Rendered Pixel Data are badly displayed (trash on the screen). Depends chaotically on the width of the rectangle
We have serious problems with the latest AMD drivers for Radeon Boards (particularly from the X1900-Series as well as the HD 4300 and 4500 Series) if the operating system is Windows 7 64-bit and the running application is also 64-bit.
Means: The code in matter used to work properly in the past and it still works properly unless the operating system is window 7 and the architecture is 64-bits
When passing RGB- GL_UNSIGNED_BYTE pixel or GL_FLOAT depth data to the frame buffer using glDrawPixels, the process randomly fails beyond a certain minimum width [somewhere between 256 and 512] of the data rectangle. So the effect is independent from the height.
If the width is beyond that limit, there seems to be no strict rule on which value may produce trash on the screen. On can only say, that odd width is more likely to cause harm than multiples or powers of 2. It seems to be no simple alignment problem.

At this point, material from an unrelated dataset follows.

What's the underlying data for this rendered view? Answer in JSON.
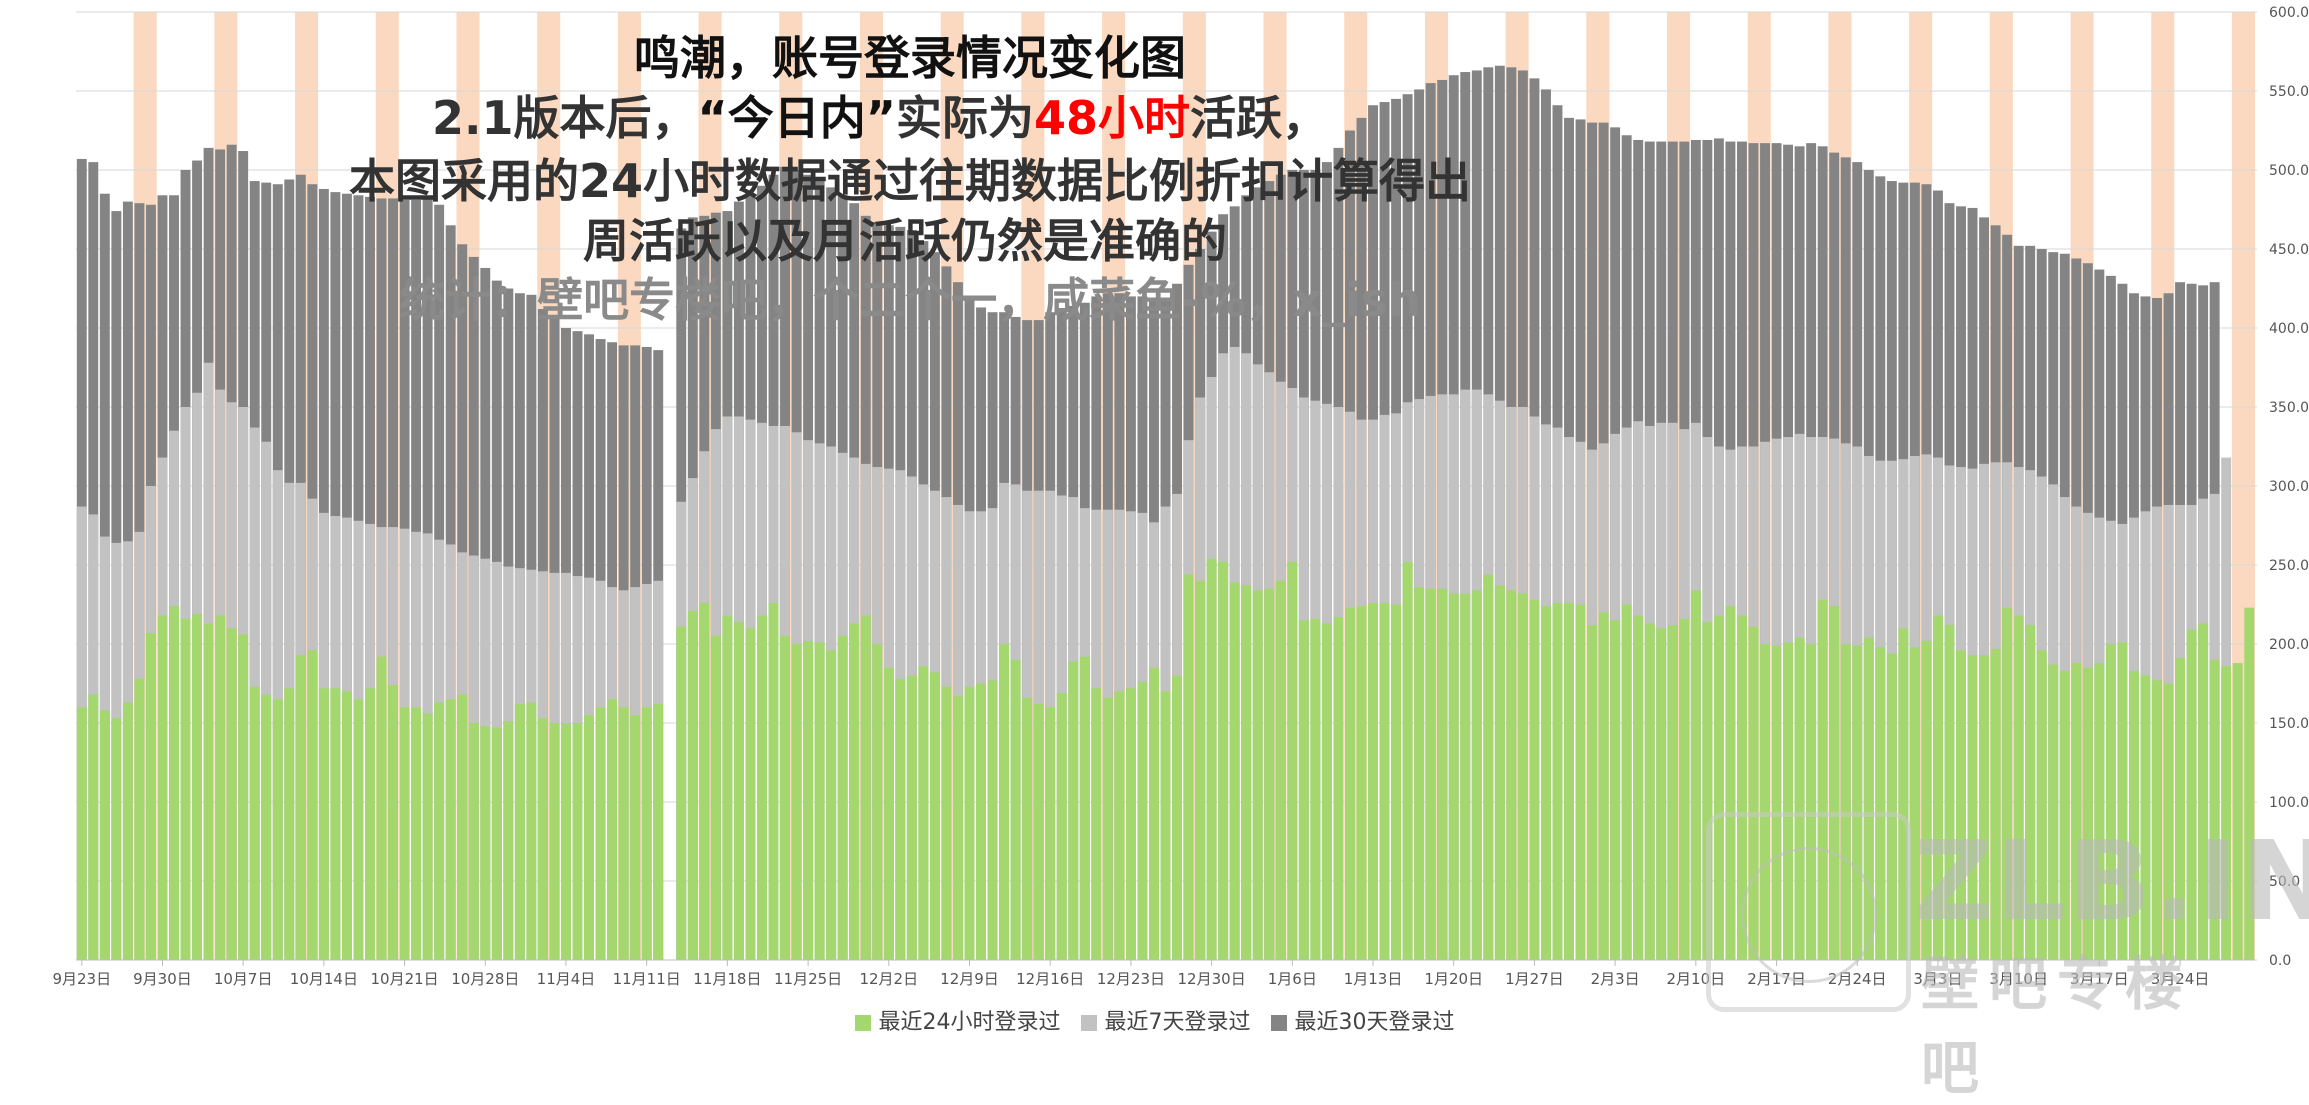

The same problem occurs in identical situations with the function glTexSubImage2D which at least is supposed to accept arbitrary width and height values. If the one fails the other fails as well and vice vers. So there is no means of substituting glDrawPixels by the latter functions for color data.
I could realize this problem in an independent sample application just filling the view with some sort of color texture. A modification of the width causes repeatable nonsense in the displayed pixel data.
I specifiy here the system parameters but I think, it is not the system but the driver who fails:
OS Name Microsoft Windows 7 Ultimate
Version 6.1.7600 Build 7600
Other OS Description Not Available
OS Manufacturer Microsoft Corporation
System Manufacturer Hewlett-Packard
System Model HP xw4400 Workstation
System Type x64-based PC
Processor Intel(R) Core(TM)2 CPU 6700 @ 2.66GHz, 2667 Mhz, 2 Core(s), 2 Logical Processor(s)
BIOS Version/Date Hewlett-Packard 786D7 v02.03, 04.04.2006
SMBIOS Version 2.4
Boot Device \Device\HarddiskVolume1
Hardware Abstraction Layer Version = "6.1.7600.16385"
Installed Physical Memory (RAM) 2,00 GB
Total Physical Memory 2,00 GB
Available Physical Memory 820 MB
Total Virtual Memory 4,00 GB
Available Virtual Memory 2,49 GB
Page File Space 2,00 GB
ATI Driver
Driver Packaging Version 8.593.100-100210a-095951E-ATI
Catalyst™ Version 10.2
Provider ATI Technologies Inc.
2D Driver Version 8.01.01.882
2D Driver File Path /REGISTRY/MACHINE/SYSTEM/ControlSet001/Control/CLASS/{4D36E968-E325-11CE-BFC1-08002BE10318}/0000
Direct3D Version 8.14.10.0647
OpenGL Version 6.14.10.8545
Catalyst™ Control Center Version 2010.0210.2339.42455
ATI Hardware
Primary Adapter
Graphics Card Manufacturer Built by ATI
Graphics Chipset Radeon X1900 Series
Device ID 7249
Vendor 1002
Subsystem ID 0B12
Subsystem Vendor ID 1002
Graphics Bus Capability PCI Express
Maximum Bus Setting PCI Express x16
BIOS Version 009.012.005.002
BIOS Part Number 113-A52021-110
BIOS Date 2006/04/24
Memory Size 512 MB
Memory Type DDR3
Core Clock in MHz 500 MHz
Memory Clock in MHz 594 MHz
I will not attach code because I sent the sample application to the support hotline. I post this issue also here because other people may suffer from similar problems.
The direct effect of this bug is, that one of our most important 3D-packages wouldn't work any more under the mentioned architecture. So there is a significant damage. On the other hand this isn't the first problem with glDrawPixels(). So we would like to encourage AMD to run representative tests on glDrawPixels and glTexSubImage2D before releasing drivers. Even if the problem should be fixed in 6 month, the defectous drivers - on time spread over the globe - will be resident on many systems and certainly also on the computer of the tester who either blocks or allows our next product release.